The annual advance is about 50 metres while the melt rate is 80 metres. The lake at the foot of  the glacier is presently about 2.5 km square and getting bigger.

Only three of the world’s major glaciers are presently advancing. Two are on New Zealand’s South Island West Coast. The other is in Patagonia.

Tasman Glacier icebergs have their origins in the snow falling at the top of the glacier. Over 400 years will pass as each snowfall, compressed into ice, travels 29 kilometres down the glacier. Reaching the terminal face, the ice will break away to become a new iceberg on the melt lake.     

Ice melt lake tours start at Mount Cook village. A 15 minute mini bus ride is followed by a 20 minute walk over old glacier moraine. I recall my first visit to the Tasman Glacier melt lake when Kylie announced, "Welcome to the moon."

We were suddenly looking down on the milky-grey lake. The lake and its surrounds were exactly how I imagined the moon to be – barren, shattered, and desolate. It was both chillingly frightening and exciting. We were walking on and about to boat cruise in an environment that is too barren, and too cold, to support any life.

Kylie enjoys the young Japanese who have come to New Zealand especially to see wild and beautiful places. Only occasionally do foreign visitors present problems.

"One day a woman, from Bangkok, was obviously very frightened. I tried to find out what the problem was. I suspected she was frightened of snakes or wild bears, so I explained we had none of those in New Zealand.

"She then astounded me when she said she was absolutely terrified of the huge open space. It was the first time in her life she had walked anywhere beyond a big enclosed city!''

Corporate people have been known to bring a bottle of something on a lake tour, and have broken the ice into their glasses. Kylie says she has looked on with curious interest, but she has never been offered a drink!

But, always, it is the environment that creates the most memorable impressions.

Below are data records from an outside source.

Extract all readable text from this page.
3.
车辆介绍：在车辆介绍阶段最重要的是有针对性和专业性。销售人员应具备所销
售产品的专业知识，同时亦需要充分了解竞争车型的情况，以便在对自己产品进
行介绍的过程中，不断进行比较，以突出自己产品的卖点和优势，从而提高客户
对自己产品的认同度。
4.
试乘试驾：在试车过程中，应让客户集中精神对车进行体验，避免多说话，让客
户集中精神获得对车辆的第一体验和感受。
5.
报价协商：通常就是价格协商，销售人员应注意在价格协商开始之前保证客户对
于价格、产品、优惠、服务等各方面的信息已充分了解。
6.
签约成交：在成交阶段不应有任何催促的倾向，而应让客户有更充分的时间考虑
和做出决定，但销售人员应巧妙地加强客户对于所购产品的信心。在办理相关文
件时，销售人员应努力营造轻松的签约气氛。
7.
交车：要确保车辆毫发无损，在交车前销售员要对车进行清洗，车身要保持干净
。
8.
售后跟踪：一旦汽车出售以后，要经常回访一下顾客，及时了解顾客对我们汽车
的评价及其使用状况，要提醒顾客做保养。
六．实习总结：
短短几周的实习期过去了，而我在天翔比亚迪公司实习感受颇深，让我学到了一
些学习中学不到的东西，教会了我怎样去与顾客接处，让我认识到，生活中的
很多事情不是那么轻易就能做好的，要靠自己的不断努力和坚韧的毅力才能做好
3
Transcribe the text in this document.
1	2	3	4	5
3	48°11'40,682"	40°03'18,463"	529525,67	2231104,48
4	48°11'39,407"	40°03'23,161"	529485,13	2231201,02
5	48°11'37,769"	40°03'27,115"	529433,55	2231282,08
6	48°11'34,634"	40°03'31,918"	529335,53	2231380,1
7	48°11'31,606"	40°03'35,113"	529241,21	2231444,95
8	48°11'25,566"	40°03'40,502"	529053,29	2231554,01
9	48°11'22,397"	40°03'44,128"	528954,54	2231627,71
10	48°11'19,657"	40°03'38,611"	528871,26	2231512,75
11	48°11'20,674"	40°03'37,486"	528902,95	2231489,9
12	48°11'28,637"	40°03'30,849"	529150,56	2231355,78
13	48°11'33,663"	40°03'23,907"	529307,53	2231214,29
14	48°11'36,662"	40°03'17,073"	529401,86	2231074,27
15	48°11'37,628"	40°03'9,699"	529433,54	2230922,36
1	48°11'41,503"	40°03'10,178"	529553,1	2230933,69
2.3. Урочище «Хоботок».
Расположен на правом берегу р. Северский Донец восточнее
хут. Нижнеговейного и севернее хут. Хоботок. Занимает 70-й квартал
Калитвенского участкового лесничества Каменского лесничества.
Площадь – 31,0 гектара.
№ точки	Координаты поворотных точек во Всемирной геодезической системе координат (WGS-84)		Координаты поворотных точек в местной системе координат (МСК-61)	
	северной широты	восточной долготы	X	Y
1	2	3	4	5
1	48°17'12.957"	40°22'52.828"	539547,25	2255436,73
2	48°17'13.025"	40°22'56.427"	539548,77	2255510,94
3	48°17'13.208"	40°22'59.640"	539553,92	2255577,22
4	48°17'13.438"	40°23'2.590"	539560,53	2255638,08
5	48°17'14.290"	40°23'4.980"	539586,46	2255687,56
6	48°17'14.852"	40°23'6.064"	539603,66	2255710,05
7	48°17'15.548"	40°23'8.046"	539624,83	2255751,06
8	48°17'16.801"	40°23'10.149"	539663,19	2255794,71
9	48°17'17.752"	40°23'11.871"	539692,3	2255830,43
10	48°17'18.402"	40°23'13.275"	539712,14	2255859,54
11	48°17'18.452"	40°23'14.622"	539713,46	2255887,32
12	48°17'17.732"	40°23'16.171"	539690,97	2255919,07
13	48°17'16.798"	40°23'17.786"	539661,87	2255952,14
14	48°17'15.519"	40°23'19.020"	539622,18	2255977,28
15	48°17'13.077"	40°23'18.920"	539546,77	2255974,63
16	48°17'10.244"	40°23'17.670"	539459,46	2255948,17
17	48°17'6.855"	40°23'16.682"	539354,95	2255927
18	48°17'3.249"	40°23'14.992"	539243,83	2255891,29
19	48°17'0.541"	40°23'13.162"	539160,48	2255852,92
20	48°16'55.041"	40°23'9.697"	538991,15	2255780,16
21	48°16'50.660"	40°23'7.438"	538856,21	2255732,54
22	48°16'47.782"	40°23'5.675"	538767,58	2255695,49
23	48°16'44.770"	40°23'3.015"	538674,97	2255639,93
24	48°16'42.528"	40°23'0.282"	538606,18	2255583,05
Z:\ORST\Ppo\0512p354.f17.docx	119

The absolute silence in one of nature’s huge open spaces is immense.

Kylie says her geography teacher had once led her to believe that natural landscapes changed markedly only over thousands of years.

"I have seen big changes in just a handful of years living within the Mount Cook National Park.," she says. "Not so many years ago we could not have started our venture. There was, simply, no lake at the Tasman Glacier terminal."